Tufts revised its policies this summer regarding sexual misconduct in an effort to preserve standards that would have been limited by new federal Title IX regulations. The revision of the Title IX Policy and Sexual Misconduct Policy follows federal requirements that all U.S. universities that receive government funding alter their policies concerning sexual misconduct.
The changes to the federal Title IX laws were released by the Office for Civil Rights (OCR) within the U.S. Department of Education in May, while most U.S. universities were operating remotely due to the COVID-19 pandemic.
Activists and administrators had been anticipating the changes since Secretary of Education Betsy Devos released a proposal for changes to Title IX in late 2018.The federal Title IX policy required universities to revise their policies by Aug. 14, 2020.
Notably, the federal policy limits universities’ ability to address misconduct that occurs off campus, outside the U.S. and involving non-university affiliates.
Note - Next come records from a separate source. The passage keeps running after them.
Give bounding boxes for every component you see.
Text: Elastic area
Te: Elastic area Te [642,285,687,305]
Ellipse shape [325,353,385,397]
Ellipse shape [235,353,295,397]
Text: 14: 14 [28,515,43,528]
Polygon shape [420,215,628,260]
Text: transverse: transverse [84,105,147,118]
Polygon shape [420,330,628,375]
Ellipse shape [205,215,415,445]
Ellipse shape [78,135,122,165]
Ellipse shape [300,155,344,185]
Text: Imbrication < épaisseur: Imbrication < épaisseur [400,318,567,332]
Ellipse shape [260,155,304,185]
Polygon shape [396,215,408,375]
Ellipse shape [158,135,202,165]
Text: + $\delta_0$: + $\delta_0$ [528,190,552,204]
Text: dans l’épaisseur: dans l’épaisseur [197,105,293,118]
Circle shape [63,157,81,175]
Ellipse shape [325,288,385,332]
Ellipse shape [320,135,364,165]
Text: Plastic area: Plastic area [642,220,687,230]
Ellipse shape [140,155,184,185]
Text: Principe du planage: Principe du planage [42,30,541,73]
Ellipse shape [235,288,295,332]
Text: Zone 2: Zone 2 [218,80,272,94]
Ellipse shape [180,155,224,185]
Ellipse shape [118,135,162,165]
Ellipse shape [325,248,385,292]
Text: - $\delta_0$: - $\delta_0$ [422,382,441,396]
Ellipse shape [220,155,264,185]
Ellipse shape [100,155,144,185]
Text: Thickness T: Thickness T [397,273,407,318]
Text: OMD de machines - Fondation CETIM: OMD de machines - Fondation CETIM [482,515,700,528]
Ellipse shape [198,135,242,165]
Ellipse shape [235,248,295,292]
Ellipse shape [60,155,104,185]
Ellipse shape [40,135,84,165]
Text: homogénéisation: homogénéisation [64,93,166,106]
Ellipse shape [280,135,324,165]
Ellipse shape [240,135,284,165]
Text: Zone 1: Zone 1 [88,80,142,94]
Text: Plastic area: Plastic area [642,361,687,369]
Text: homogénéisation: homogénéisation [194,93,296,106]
It also narrows the definition of sexual harassment, requiring that incidents of harassment be “severe, pervasive, and objectively offensive.”
“When the new regulations came down, we've tried to see — what do we have that we can still keep? Where do they give us some wiggle room and we can still get closer to what we want versus what they're going to make us do? And what do we have no control over and we have to do?” Alexandra Donovan, the director of the Center for Awareness, Resources, and Education (CARE) at Tufts, said.
The revised Tufts Sexual Misconduct Policy retains many of the Title IX standards prior to Devos’ revisions, including protections regarding off-campus incidents and a broader definition of harassment.
“We wanted to keep those ‘house rules’ in order to retain jurisdiction over cases the new OCR regulations say we no longer have to investigate and to maintain the levels of conduct our communities expect,” Jill Zellmer, executive director of the Office of Equal Opportunity (OEO) and a Title IX coordinator, wrote in an email to the Daily.
One component of the new Title IX policy is the Sexual Misconduct Adjudication Process with Direct Cross-Examination (SMAP-X), a university regulation, which is applied for “formal complaints filed against Tufts University students, faculty, staff, third parties and other community members alleging any violation of the Title IX Policy.” SMAP-X requires both the complainant and the respondent to submit to a live and recorded cross-examination.
Marley Hillman, a campus activist, strongly criticized the use of cross-examination in situations involving sexual harassment and sexual violence, indicating that there is an unequal power dynamic between survivors and perpetrators of sexual misconduct. They indicated that the process requires survivors to submit to cross-examination by a friend or family member of their perpetrator, which can allow the respondent to withhold their testimony.
"I acknowledge that the university is required to implement the changes in the new law. I know that the Title IX rule drop includes requirements for live hearings and real-time cross-examination. I understand that Tufts had to create that SMAP-X in order to comply with that new law. It's still bad,” they said.
Hillman has worked with Know Your IX, a national organization dedicated to ending sexual violence in high schools and colleges. On its website, Know Your IX criticizes the cross-examination process and predicts it will “greatly increase the risk of re-traumatization” for survivors.
Complaints that allege a violation of the Sexual Misconduct Policy but do not meet the requirements for the Title IX policy will be addressed through the OEO’s Sexual Misconduct Adjudication Process, which does not require cross-examination.
When the new federal Title IX regulations were released in May, students circulated a petition created by senior Nina Benites asking that University President Anthony Monaco respond to and condemn the OCR’s new regulations. The petition specifically pointed to “the narrowed definition of sexual harassment, diminished scope of Title IX’s reach ... the implementation of live hearings, and the increased standard of proof” as issues with the new policy.
Monaco sent an email to the Tufts community the next day, saying that university administrators were “deeply disappointed and concerned” by the Title IX changes under DeVos: “The regulations create new definitions, processes, and procedures that could reverse years of progress.”
The email promised that the federal Title IX policies would be addressed and discussed by the university's Sexual Misconduct Steering Committee, a group of administrators, faculty, staff and students that was created in 2016, and that built on the work of a previously established task force. The committee meets to discuss both the formal and informal processes that Tufts has in place to prevent and address sexual misconduct in its community.
The university and OEO also have informal processes available to survivors of sexual misconduct, including housing and schedule changes, and support resources through OEO and the CARE office.
Donovan, who is a part of the CARE office, strongly criticized the federal Title IX changes, but said that the combination of the informal processes with the rewritten Tufts policies makes “the best of a bad decision.”
“There's not a lot of great options here,” Donovan said of DeVos’ policies. “So we were making the best of what we were given."